In 1997, Medzhitov, together with his mentor at Yale, the late Charles A. Janeway Jr.. discovered a protein on the cell’s surface called Toll-like receptor 4 (TLR4) and demonstrated its role in activation of an immune response. This discovery proved to be the “missing link” of molecular pathways that connect the body’s recognition of a pathogen to its defensive response.
He also is credited with many fundamental discoveries concerning the broader importance of Toll-like receptors in controlling adaptive immunity, infections, chronic inflammation and tumor growth.
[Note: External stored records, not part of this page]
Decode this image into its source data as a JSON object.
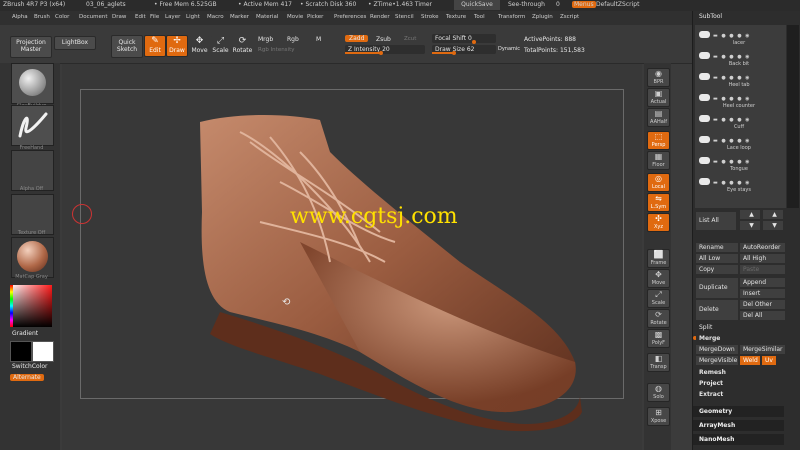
{
  "titlebar": {
    "app_info": "ZBrush 4R7 P3 (x64)",
    "file_name": "03_06_aglets",
    "free_mem": "• Free Mem 6.525GB",
    "active_mem": "• Active Mem 417",
    "scratch": "• Scratch Disk 360",
    "ztime": "• ZTime•1.463 Timer",
    "quicksave": "QuickSave",
    "seethrough": "See-through",
    "seethrough_val": "0",
    "menus": "Menus",
    "script": "DefaultZScript"
  },
  "menubar": [
    "Alpha",
    "Brush",
    "Color",
    "Document",
    "Draw",
    "Edit",
    "File",
    "Layer",
    "Light",
    "Macro",
    "Marker",
    "Material",
    "Movie",
    "Picker",
    "Preferences",
    "Render",
    "Stencil",
    "Stroke",
    "Texture",
    "Tool",
    "Transform",
    "Zplugin",
    "Zscript"
  ],
  "toolbar": {
    "projection_master": "Projection Master",
    "lightbox": "LightBox",
    "quick_sketch": "Quick Sketch",
    "edit": "Edit",
    "draw": "Draw",
    "move": "Move",
    "scale": "Scale",
    "rotate": "Rotate",
    "mrgb": "Mrgb",
    "rgb": "Rgb",
    "m": "M",
    "rgb_intensity": "Rgb Intensity",
    "zadd": "Zadd",
    "zsub": "Zsub",
    "zcut": "Zcut",
    "z_intensity_label": "Z Intensity",
    "z_intensity_val": "20",
    "focal_shift_label": "Focal Shift",
    "focal_shift_val": "0",
    "draw_size_label": "Draw Size",
    "draw_size_val": "62",
    "dynamic": "Dynamic",
    "active_points": "ActivePoints: 888",
    "total_points": "TotalPoints: 151,583"
  },
  "left": {
    "brush": "ClayBuildup",
    "stroke": "FreeHand",
    "alpha": "Alpha Off",
    "texture": "Texture Off",
    "material": "MatCap Gray",
    "gradient": "Gradient",
    "switchcolor": "SwitchColor",
    "alternate": "Alternate"
  },
  "watermark": "www.cgtsj.com",
  "right_shelf": [
    "BPR",
    "Actual",
    "AAHalf",
    "Persp",
    "Floor",
    "Local",
    "L.Sym",
    "Xyz",
    "Frame",
    "Move",
    "Scale",
    "Rotate",
    "PolyF",
    "Transp",
    "Solo",
    "Xpose"
  ],
  "subtool": {
    "header": "SubTool",
    "items": [
      "lacer",
      "Back bit",
      "Heel tab",
      "Heel counter",
      "Cuff",
      "Lace loop",
      "Tongue",
      "Eye stays"
    ],
    "list_all": "List All",
    "buttons": {
      "rename": "Rename",
      "autoreorder": "AutoReorder",
      "all_low": "All Low",
      "all_high": "All High",
      "copy": "Copy",
      "paste": "Paste",
      "duplicate": "Duplicate",
      "append": "Append",
      "insert": "Insert",
      "delete": "Delete",
      "del_other": "Del Other",
      "del_all": "Del All",
      "split": "Split",
      "merge": "Merge",
      "mergedown": "MergeDown",
      "mergesimilar": "MergeSimilar",
      "mergevisible": "MergeVisible",
      "weld": "Weld",
      "uv": "Uv",
      "remesh": "Remesh",
      "project": "Project",
      "extract": "Extract"
    },
    "sections": [
      "Geometry",
      "ArrayMesh",
      "NanoMesh"
    ]
  },
  "colors": {
    "accent": "#e06a10",
    "model": "#9a5c40"
  }
}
Following these advances, drugs are actively being developed to target these Toll-like receptors in hopes of treating cancer, sepsis and inflammatory disease, among others.
Medzhitov accepted the award during Science 2019: Question, the region’s preeminent showcase of the latest research in science, engineering, medicine and computation, held from Oct. 17 to 19 in Pittsburgh, delivering the Dickson Prize in Medicine Lecture at the opening plenary session.
Medzhitov was born in Tashkent, Uzbekistan, and earned a BS at Tashkent State University before completing a PhD in biochemistry at Moscow University in 1990. He performed his postdoctoral studies at Yale University Medical School.
Medzhitov has been elected to the National Academy of Sciences, the National Academy of Medicine, and the Russian Academy of Science and is a fellow of the American Association for the Advancement of Science. In 2010, he received the prestigious Lewis S. Rosenstiel Award for Distinguished Work in Basic Medical Research for elucidating the mechanisms of innate immunity. His numerous other awards include the 2011 Shaw Prize in Life Science and Medicine and the Vilcek Foundation, Lurie and Else Kröner-Fresenius-Stiftung Prizes, all in 2013.